I need to approximate $\cos(47^\circ)\sin(32^\circ)$. In order to do this, I need to use differentials. So, for a function $f(x,y)$, we have:
$$f(x,y)-f(x_0,y_0)\approx \frac{\partial f(x_0,y_0)}{\partial x}(x-x_0) + \frac{\partial f(x_0,y_0)}{\partial y}(y-y_0)$$
When we let $(x,y)$ get close to $(x_0,y_0)$ we can say that:
$$\delta f \approx \frac{\partial f(x_0,y_0)}{\partial x}\delta x + \frac{\partial f(x_0,y_0)}{\partial y}\delta y$$
Then we define the differential as being
$$df = \frac{\partial f(x_0,y_0)}{\partial x} dx +\frac{\partial f(x_0,y_0)}{\partial y}dy $$
In the exercise, I choose:
$$(x,y) = (47^\circ, 32^\circ), (x_0, y_0) = (45^\circ, 30^\circ)$$
So we should have:
$$\delta f \approx \frac{\partial f(45^\circ,30^\circ)}{\partial x}(47^\circ-45^\circ) + \frac{\partial f(45^\circ,30^\circ)}{\partial y}(32^\circ-30^\circ)$$
but this $(47^\circ-45^\circ)$ and $(32^\circ-30^\circ)$ doesn't seem rigth, because we're working with degress, and $\delta z$ is in radians. I'm quite confused in how to solve this exercise. Could somebody give show me what's happening?

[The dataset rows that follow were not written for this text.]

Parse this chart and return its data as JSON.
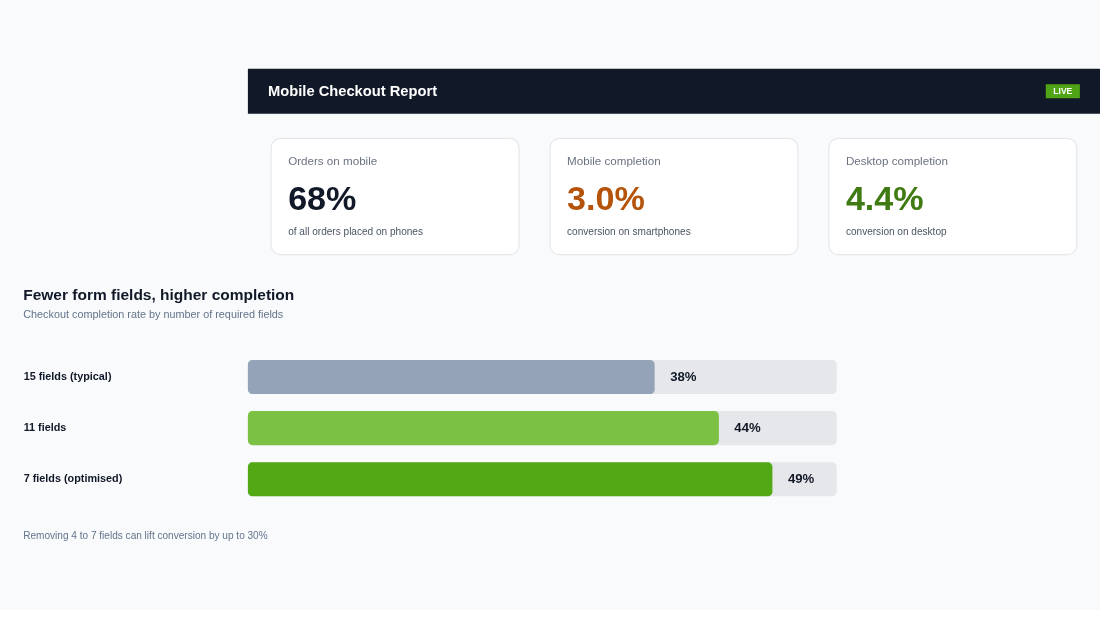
{
  "chart_data": [
    {
      "type": "other",
      "title": "Mobile Checkout Report",
      "annotations": [
        "LIVE"
      ]
    },
    {
      "type": "other",
      "title": "Orders on mobile",
      "annotations": [
        "68%",
        "of all orders placed on phones"
      ],
      "color": "#111827"
    },
    {
      "type": "other",
      "title": "Mobile completion",
      "annotations": [
        "3.0%",
        "conversion on smartphones"
      ],
      "color": "#b45309"
    },
    {
      "type": "other",
      "title": "Desktop completion",
      "annotations": [
        "4.4%",
        "conversion on desktop"
      ],
      "color": "#3f7a12"
    },
    {
      "type": "bar",
      "orientation": "horizontal",
      "title": "Fewer form fields, higher completion",
      "subtitle": "Checkout completion rate by number of required fields",
      "categories": [
        "15 fields (typical)",
        "11 fields",
        "7 fields (optimised)"
      ],
      "values": [
        38,
        44,
        49
      ],
      "colors": [
        "#94a3b8",
        "#7bc244",
        "#52a815"
      ],
      "value_labels": [
        "38%",
        "44%",
        "49%"
      ],
      "xlim": [
        0,
        55
      ],
      "tick_labels": false,
      "annotations": [
        "Removing 4 to 7 fields can lift conversion by up to 30%"
      ]
    }
  ]
}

Since $x,y$ are in degrees, the chain rule gives:
$\frac{\partial f}{\partial x} = \frac{\partial f}{\partial x} \frac{\pi}{180}= -sin(x)sin(y)\frac{\pi}{180}$
$\frac{\partial f}{\partial y} = \frac{\partial f}{\partial y} \frac{\pi}{180}= cos(x)cos(y)\frac{\pi}{180}$
Therefore, the linear approximation for $f$ is:
$f(x,y) \approx f_0 + \frac{\pi}{180}\left.\frac{\partial f}{\partial x}\right|_0 (x-x_0) + \frac{\pi}{180}\left.\frac{\partial f}{\partial y}\right|_0 (y-y_0)$
or
$f(x,y) \approx cos(x_o)sin(y_o) - \frac{\pi}{180}sin(x_o)sin(y_o)(x-x_0) + \frac{\pi}{180}cos(x_o)cos(y_o)(y-y_0)$
In your case:
$f(47^{\circ},32^{\circ}) \approx cos(45^{\circ})sin(30^{\circ}) - \frac{\pi}{180}sin(45^{\circ})sin(30^{\circ})(47^{\circ}-45^{\circ}) + \frac{\pi}{180}cos(45^{\circ})cos(30^{\circ})(32^{\circ}-30^{\circ}) $
$ =\frac{\sqrt{2}}{2}\cdot\frac{1}{2} + \frac{\pi}{180}\left(-\frac{\sqrt{2}}{4}\cdot2 + \frac{\sqrt{6}}{4}\cdot 2\right) = 0.3626^c = 20.77^\circ$
A calculator gives $f(47^{\circ},32^{\circ}) = cos(47^{\circ})sin(32^{\circ}) = 0.3614^c = 20.71^\circ$, indicating an error of order $0.1^\circ $ in the linear approximation.